[November 23.]

God is love; he who does not love him does not know him; for how can we know love without loving?… God who made all things in fact creates us anew every moment. It did not follow necessarily that because we were yesterday, we should exist to-day; we might cease to be, we might relapse into the nothingness from whence we came, if the same all-powerful hand who called us from it did not still sustain us. We are nothing in ourselves; we are only what God has made us to be, and that only while it pleases him. He has only to withdraw the hand which supports us in order to replunge us into the abyss of our nothingness, as a stone which one holds in the air falls from its own weight, as soon as the hand is unclosed which supports it. Thus do we hold existence only as the continual gift of God.…

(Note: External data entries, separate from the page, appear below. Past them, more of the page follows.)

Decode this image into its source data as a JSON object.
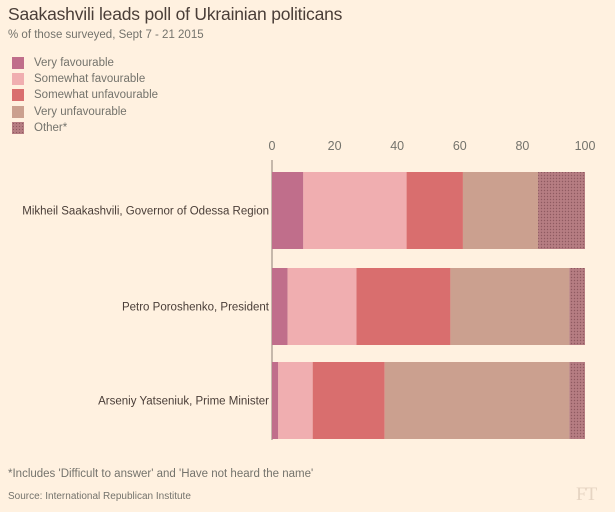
{
  "title": "Saakashvili leads poll of Ukrainian politicans",
  "subtitle": "% of those surveyed, Sept 7 - 21 2015",
  "footnote": "*Includes 'Difficult to answer' and 'Have not heard the name'",
  "source": "Source: International Republican Institute",
  "logo": "FT",
  "chart_data": {
    "type": "bar",
    "orientation": "horizontal",
    "stacked": true,
    "categories": [
      "Mikheil Saakashvili, Governor of Odessa Region",
      "Petro Poroshenko, President",
      "Arseniy Yatseniuk, Prime Minister"
    ],
    "series": [
      {
        "name": "Very favourable",
        "color": "#c06e8b",
        "values": [
          10,
          5,
          2
        ]
      },
      {
        "name": "Somewhat favourable",
        "color": "#f0aeb0",
        "values": [
          33,
          22,
          11
        ]
      },
      {
        "name": "Somewhat unfavourable",
        "color": "#d96e6e",
        "values": [
          18,
          30,
          23
        ]
      },
      {
        "name": "Very unfavourable",
        "color": "#cba08f",
        "values": [
          24,
          38,
          59
        ]
      },
      {
        "name": "Other*",
        "color": "#b67d82",
        "pattern": true,
        "values": [
          15,
          5,
          5
        ]
      }
    ],
    "xlim": [
      0,
      100
    ],
    "xticks": [
      0,
      20,
      40,
      60,
      80,
      100
    ],
    "xaxis_position": "top",
    "grid": false,
    "legend_position": "top-left"
  }
}
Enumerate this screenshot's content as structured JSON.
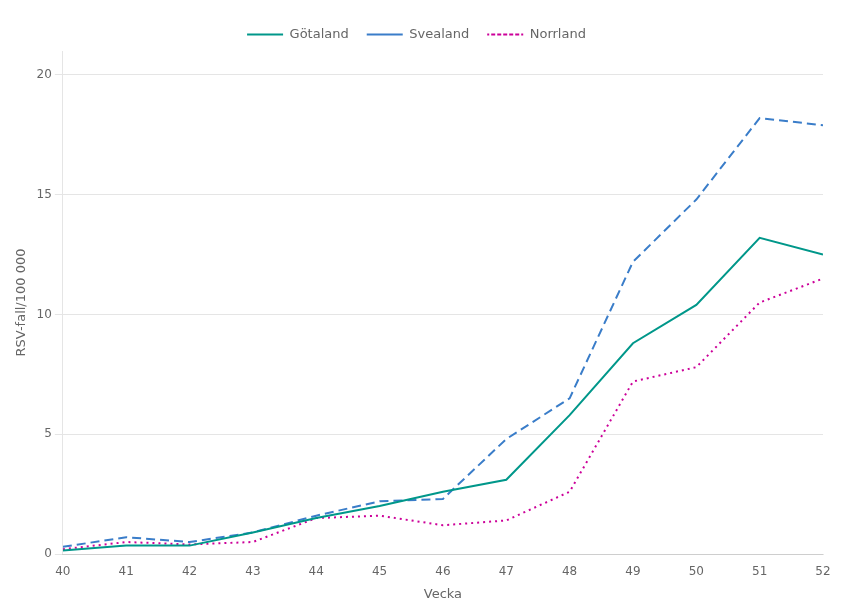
{
  "chart_data": {
    "type": "line",
    "x": [
      40,
      41,
      42,
      43,
      44,
      45,
      46,
      47,
      48,
      49,
      50,
      51,
      52
    ],
    "series": [
      {
        "name": "Götaland",
        "color": "#00978a",
        "line_style": "solid",
        "values": [
          0.15,
          0.35,
          0.35,
          0.9,
          1.5,
          2.0,
          2.6,
          3.1,
          5.8,
          8.8,
          10.4,
          13.2,
          12.5
        ]
      },
      {
        "name": "Svealand",
        "color": "#3a7dc9",
        "line_style": "dashed",
        "values": [
          0.3,
          0.7,
          0.5,
          0.9,
          1.6,
          2.2,
          2.3,
          4.8,
          6.5,
          12.2,
          14.8,
          18.2,
          17.9
        ]
      },
      {
        "name": "Norrland",
        "color": "#cc0099",
        "line_style": "dotted",
        "values": [
          0.2,
          0.5,
          0.4,
          0.5,
          1.5,
          1.6,
          1.2,
          1.4,
          2.6,
          7.2,
          7.8,
          10.5,
          11.5
        ]
      }
    ],
    "xlabel": "Vecka",
    "ylabel": "RSV-fall/100 000",
    "xlim": [
      40,
      52
    ],
    "xticks": [
      40,
      41,
      42,
      43,
      44,
      45,
      46,
      47,
      48,
      49,
      50,
      51,
      52
    ],
    "ylim": [
      0,
      21
    ],
    "yticks": [
      0,
      5,
      10,
      15,
      20
    ],
    "grid": "y",
    "legend": "top"
  }
}
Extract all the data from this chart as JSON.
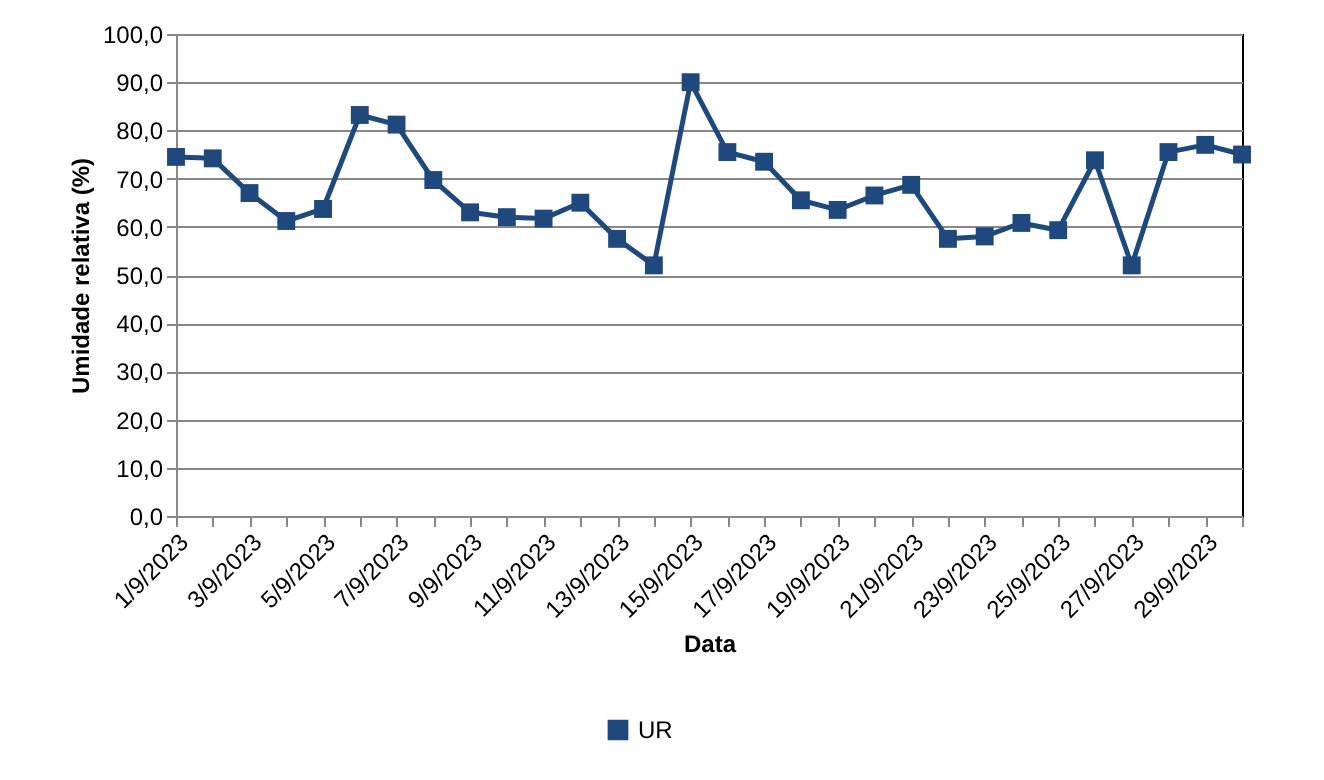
{
  "chart_data": {
    "type": "line",
    "xlabel": "Data",
    "ylabel": "Umidade relativa (%)",
    "categories": [
      "1/9/2023",
      null,
      "3/9/2023",
      null,
      "5/9/2023",
      null,
      "7/9/2023",
      null,
      "9/9/2023",
      null,
      "11/9/2023",
      null,
      "13/9/2023",
      null,
      "15/9/2023",
      null,
      "17/9/2023",
      null,
      "19/9/2023",
      null,
      "21/9/2023",
      null,
      "23/9/2023",
      null,
      "25/9/2023",
      null,
      "27/9/2023",
      null,
      "29/9/2023",
      null
    ],
    "series": [
      {
        "name": "UR",
        "color": "#1f497d",
        "values": [
          74.5,
          74.2,
          67,
          61.2,
          63.7,
          83.2,
          81.2,
          69.7,
          63,
          62,
          61.7,
          65,
          57.5,
          52,
          90,
          75.5,
          73.5,
          65.5,
          63.5,
          66.5,
          68.7,
          57.5,
          58,
          60.8,
          59.3,
          73.8,
          52,
          75.5,
          77,
          75
        ]
      }
    ],
    "ylim": [
      0,
      100
    ],
    "yticks": [
      {
        "value": 0,
        "label": "0,0"
      },
      {
        "value": 10,
        "label": "10,0"
      },
      {
        "value": 20,
        "label": "20,0"
      },
      {
        "value": 30,
        "label": "30,0"
      },
      {
        "value": 40,
        "label": "40,0"
      },
      {
        "value": 50,
        "label": "50,0"
      },
      {
        "value": 60,
        "label": "60,0"
      },
      {
        "value": 70,
        "label": "70,0"
      },
      {
        "value": 80,
        "label": "80,0"
      },
      {
        "value": 90,
        "label": "90,0"
      },
      {
        "value": 100,
        "label": "100,0"
      }
    ],
    "grid": "y",
    "legend": "bottom",
    "marker": "square",
    "line_style": "solid"
  }
}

It is not to know thee, oh God, to regard thee only as an all-powerful being who gives laws to all nature, and who has created everything which we see, it is only to know a part of thy being, it is not to know that which is most wonderful and most affecting to thy rational offspring. That which transports and melts my soul is to know that thou art the God of my heart. Thou doest there thy good pleasure.… Oh God! man does not know thee, he knows not who thou art. “The light shines in the midst of the darkness, but the darkness comprehendeth it not.” It is through thee that we live, that we think, that we enjoy the pleasures of life, and we forget him from whom we receive all these things.

Universal light! it is through thee alone that we see anything. Sun of the soul, who dost shine more brightly than the material sun! seeing nothing except through thee we see not thee thyself. It is thou who givest all things, to the stars their light, to the fountains their waters and their courses, to the earth its plants, to the fruits their flavor, to all nature its riches and its beauty, to man health, reason, virtue, thou givest all, thou doest all, thou rulest over all; I see only thee, all other things vanish as a shadow before him who has once seen thee. But alas! he who has not seen thee, has seen nothing, he has passed his life in the illusion of a dream; he is as if he were not more unhappy still, for as we learn from thy word, it were better for him if he had not been born.

For myself I ever find thee within me. It is thee who workest with me in all the good I do. I have felt a thousand times that I could not of myself conquer my passions, overcome my habits, subdue my pride, follow my reason, or continue to will what I have once willed. It is thou who gavest me this will, who preservest it pure; without thee I am like a reed, agitated by the wind. Thou hast given me courage, uprightness, and all the good emotions which I experience. Thou hast created within me a new heart which desires thy justice, and thirsts for thy eternal truth. I leave myself in thy hands; it is enough for me to fulfill thy all-beneficent designs, and in nothing to resist thy good pleasure, for which I was created. Command, forbid, what willest thou that I should do? What that I should do? Lifted up, cast down, comforted, left to suffer, employed in thy service, or useless to every one, I still adore thee, ever yielding my will, I say with Mary, “Be it unto me according to thy word.”—Fénelon.


[November 30.]

Remember what St. Paul saith, “Our life is hid with Christ in God.” … Five cordial observations are couched therein. First, that God sets a high price and valuation on the souls of his servants, in that he is pleased to hide them; none will hide toys and trifles, but what is counted a treasure. Secondly, the word hide, as a relative, imports that some seek after our souls, being none other than Satan himself, that roaring lion, who goes about seeking whom he may devour. But the best is, let him seek, and seek, and seek, till all his malice be weary (if that be possible), we can not be hurt by him whilst we are hid in God. Thirdly, grant Satan find us there, he can not fetch us thence; our souls are bound in the bundle of life, with the Lord our God. So that, be it spoken with reverence, God must first be stormed with force or fraud, before the soul of a saint sinner, hid in him, can be surprised. Fourthly, we see the reason why so many are at a loss, in the agony of a wounded conscience, concerning their spiritual estate: for they look for their life in a wrong place, namely, to find it in their own piety, purity, and inherent righteousness. But though they seek, and search, and dig, and dive never so deep, all in vain. For though Adam’s life was hid in himself, and he intrusted with the keeping of his own integrity, yet, since Christ’s coming, all the original evidences of our salvation are kept in a higher office, namely, hidden in God himself. Lastly, as our English proverb saith, “He that hid can find;” so God (to whom belongs the issues from death) can infallibly find out that soul that is hidden in him, though it may seem, when dying, even to labor to lose itself in a fit of despair.…

Surely as Joseph and Mary conceived that they had lost Christ in a crowd and sought him three days sorrowing, till at last they found him, beyond their expectation, safe and sound, sitting in the temple; so many pensive parents, solicitous for the souls of their children, have even given them up for gone, and lamented them lost (because dying without visible comfort), and yet, in due time, shall find them, to their joy and comfort, safely possessed of honor and happiness, in the midst of the heavenly temple and church triumphant in glory.—Fuller.